3 Financial Tips for Surviving Layoffs

The list of tech industry layoffs continues to grow. 

It sucks and it’s scary, but if you’ve prepared correctly, it won’t throw you off course. 

#1 MAKE SURE YOUR EMERGENCY FUND IS INTACT 

It should be a minimum of 6 months of living expenses. The higher up your role, the harder it will be to find the next gig. If that’s you, then consider doing 12 months instead. 

We like an Ally Bank high-yield savings account for this. 

#2 OPEN A HOME EQUITY LINE OF CREDIT (HELOC)

A HELOC is a revolving credit line with your home equity as collateral. A lot of banks don’t charge fees to open one and it can serve as a backstop to your Emergency Fund. 

Our mortgage guy told us that Telco Credit Union and Golden1 both do teleapps (meaning no appraisal) and have generous repayment terms if you have to tap into it. 

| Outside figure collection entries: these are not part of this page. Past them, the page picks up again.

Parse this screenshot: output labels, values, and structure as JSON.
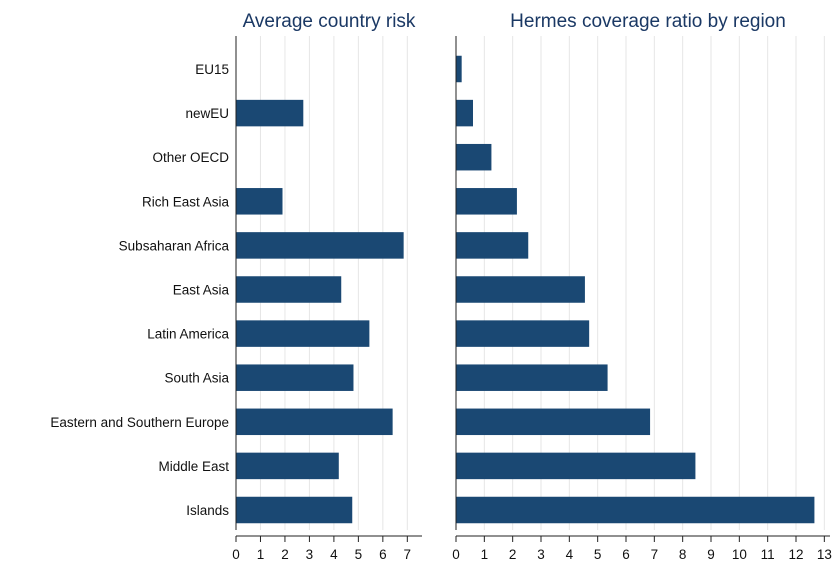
{
  "chart_data": [
    {
      "type": "bar",
      "orientation": "horizontal",
      "title": "Average country risk",
      "categories": [
        "EU15",
        "newEU",
        "Other OECD",
        "Rich East Asia",
        "Subsaharan Africa",
        "East Asia",
        "Latin America",
        "South Asia",
        "Eastern and Southern Europe",
        "Middle East",
        "Islands"
      ],
      "values": [
        0,
        2.75,
        0,
        1.9,
        6.85,
        4.3,
        5.45,
        4.8,
        6.4,
        4.2,
        4.75
      ],
      "xlim": [
        0,
        7.6
      ],
      "xticks": [
        0,
        1,
        2,
        3,
        4,
        5,
        6,
        7
      ],
      "grid": true,
      "color": "#1a4873"
    },
    {
      "type": "bar",
      "orientation": "horizontal",
      "title": "Hermes coverage ratio by region",
      "categories": [
        "EU15",
        "newEU",
        "Other OECD",
        "Rich East Asia",
        "Subsaharan Africa",
        "East Asia",
        "Latin America",
        "South Asia",
        "Eastern and Southern Europe",
        "Middle East",
        "Islands"
      ],
      "values": [
        0.2,
        0.6,
        1.25,
        2.15,
        2.55,
        4.55,
        4.7,
        5.35,
        6.85,
        8.45,
        12.65
      ],
      "xlim": [
        0,
        13.2
      ],
      "xticks": [
        0,
        1,
        2,
        3,
        4,
        5,
        6,
        7,
        8,
        9,
        10,
        11,
        12,
        13
      ],
      "grid": true,
      "color": "#1a4873"
    }
  ]
}
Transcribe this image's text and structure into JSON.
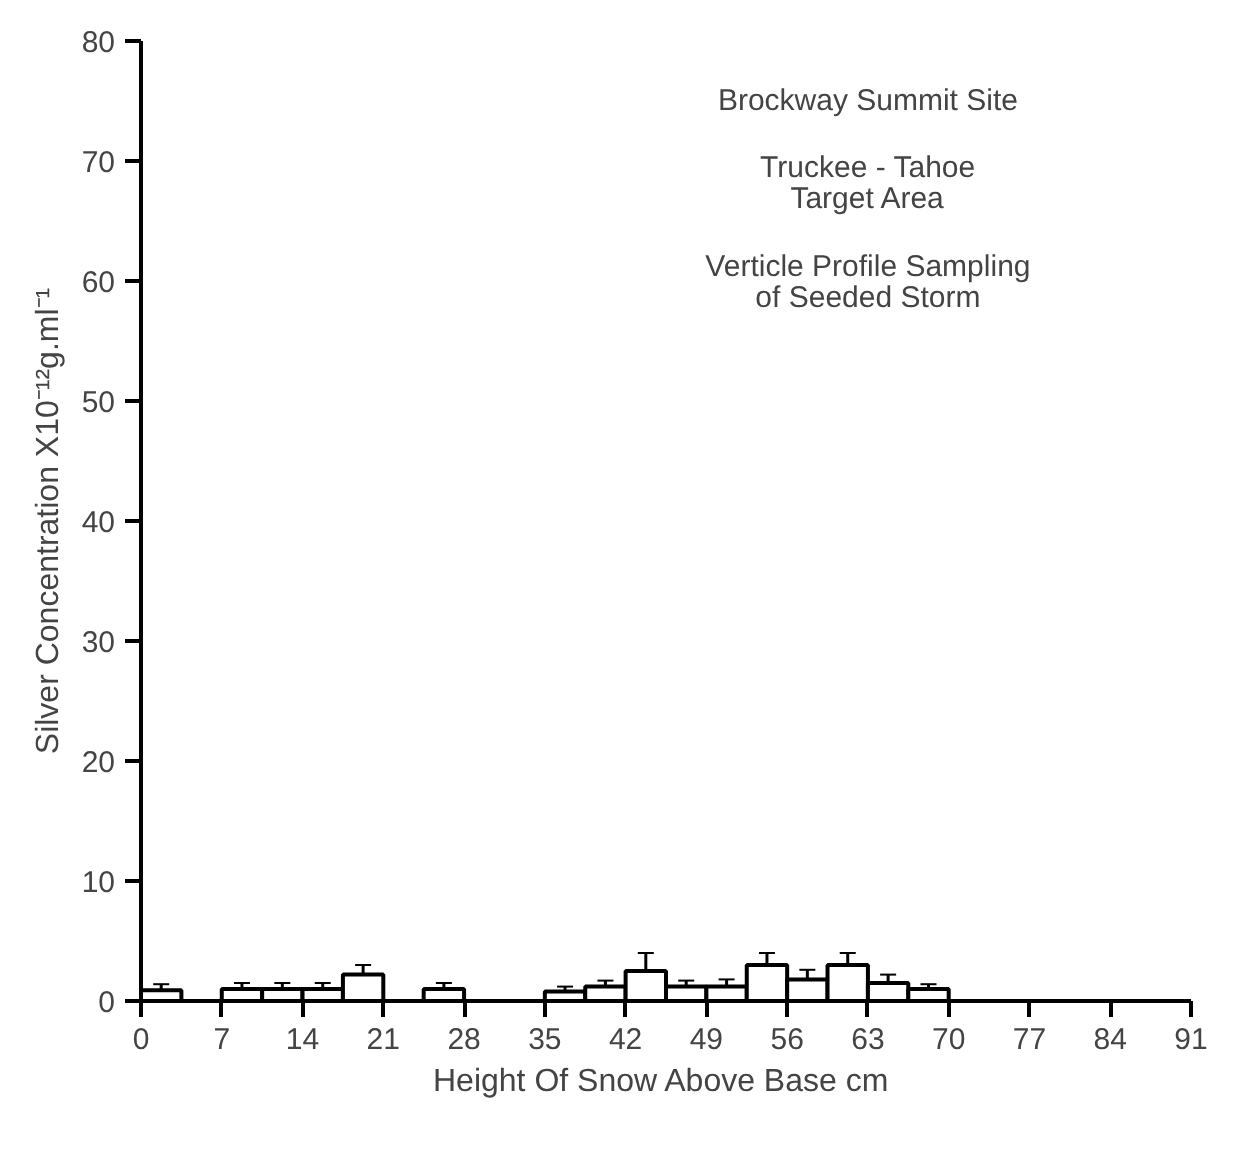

#3 START DIVESTING YOUR COMPANY STOCK

Yes, I know your stock is down, but if they’re laying off people, guess what? It probably has further to go. And the absolute worst-case scenario is being forced to sell investments while they’re down because you need liquidity.

The danger of getting laid off is 1) not collecting a paycheck, and 2) needing to tap your investment portfolio while it’s down for groceries.

NOW is the time to make sure you have enough liquidity to prevent that from happening.